Gebäude

Zum Vergrößern anklickenNeben einigen obligatorischen TT-Betriebswerksgebäuden (z.B. Auhagen’s Lokleitung, Wasserturm + Besandungsanlage, Lokschuppen von JATT) haben jedoch auch einige umgebaute H0-Modelle den Weg auf meine Anlage gefunden : Faller’s Kompressorhaus und Dieseltankstelle, Vollmers Lagerschuppen sowie ein auf einer Börse erstandenes Stellwerk (ein sehr schönes Modell, fast im TT-Maßstab, leider kenne ich den Hersteller nicht) mussten sich diverser Operationen unterziehen lassen. Auch aus den beiden H0-Kohlenkränen von Auhagen ist eine schmucke und maßstäbliche TT-Bekohlungsanlage geworden.

 

Dabei bin ich im allgemeinen so vorgegangen, dass zunächst Fenster und Türen auf ein TT-Maß verkleinert wurden. So bestehen z.B. beim Bekohlungskran die Fenster aus 6 Segmenten, von denen sich leicht zwei Segmente per Cutter abtrennen lassen. Die Öffnung muss dann natürlich auch verkleinert werden, was durch das Herausschneiden und Höherplatzieren der Bereiche über (manchmal auch unter) dem Fenster passiert.
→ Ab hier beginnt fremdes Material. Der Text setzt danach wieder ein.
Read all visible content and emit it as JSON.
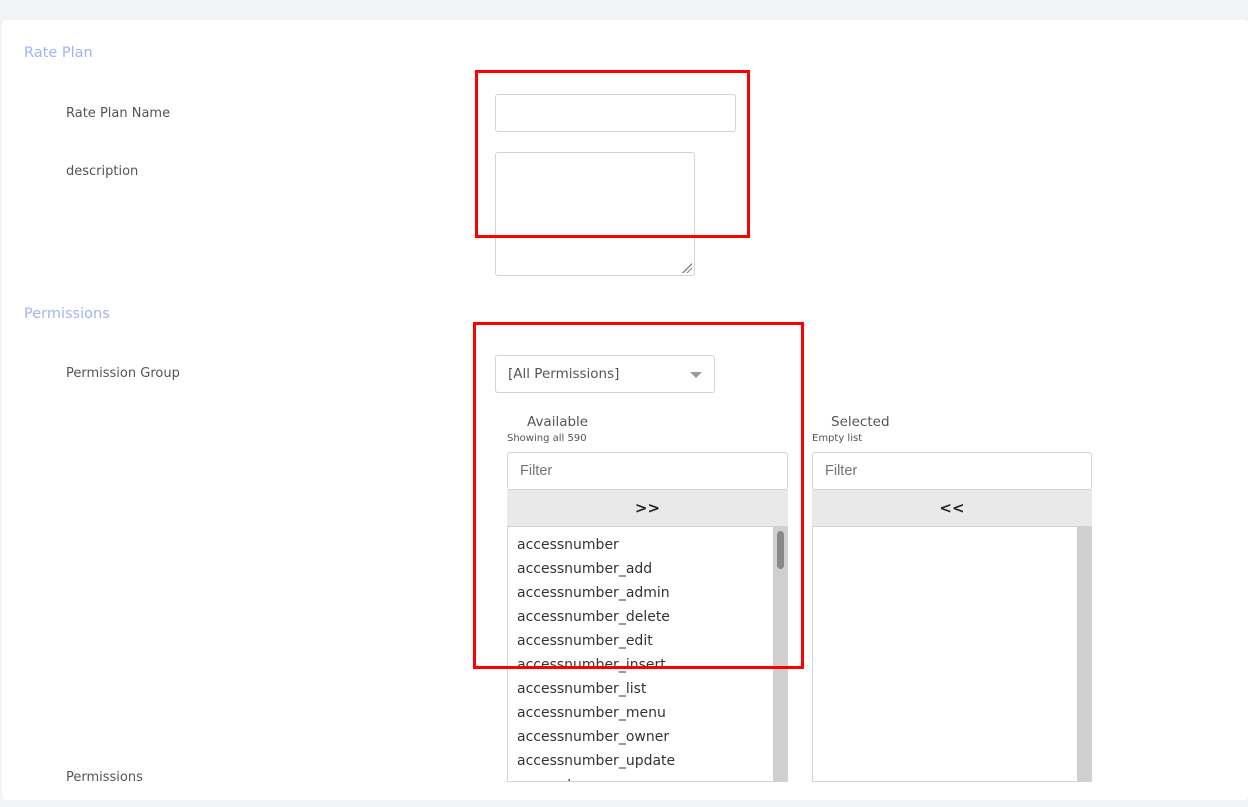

Dadurch entsteht oben natürlich wieder eine Lücke, was aber nicht schlimm ist, denn alle Seitenwände des Gebäudes werden anschließend noch verkürzt, wodurch das ganze Bauwerk etwas niedriger wird. Diese Höhenreduzierung  wurde auch bei Auhagen’s Tanklager und TT-Bekohlungsanlage durchgeführt (letztere dient bei mir als Werkstatt).
Es wurde bei den Umbauten selten mit Maßband und Umrechnungstabelle gearbeitet. Wichtig war eher, dass der Gesamteindruck stimmt, der ganz einfach durch eine Gegenüberstellung mit einer Figur, einem PKW und einer TT-Lok bzw. anderen Gebäuden im Umfeld überprüft wurde.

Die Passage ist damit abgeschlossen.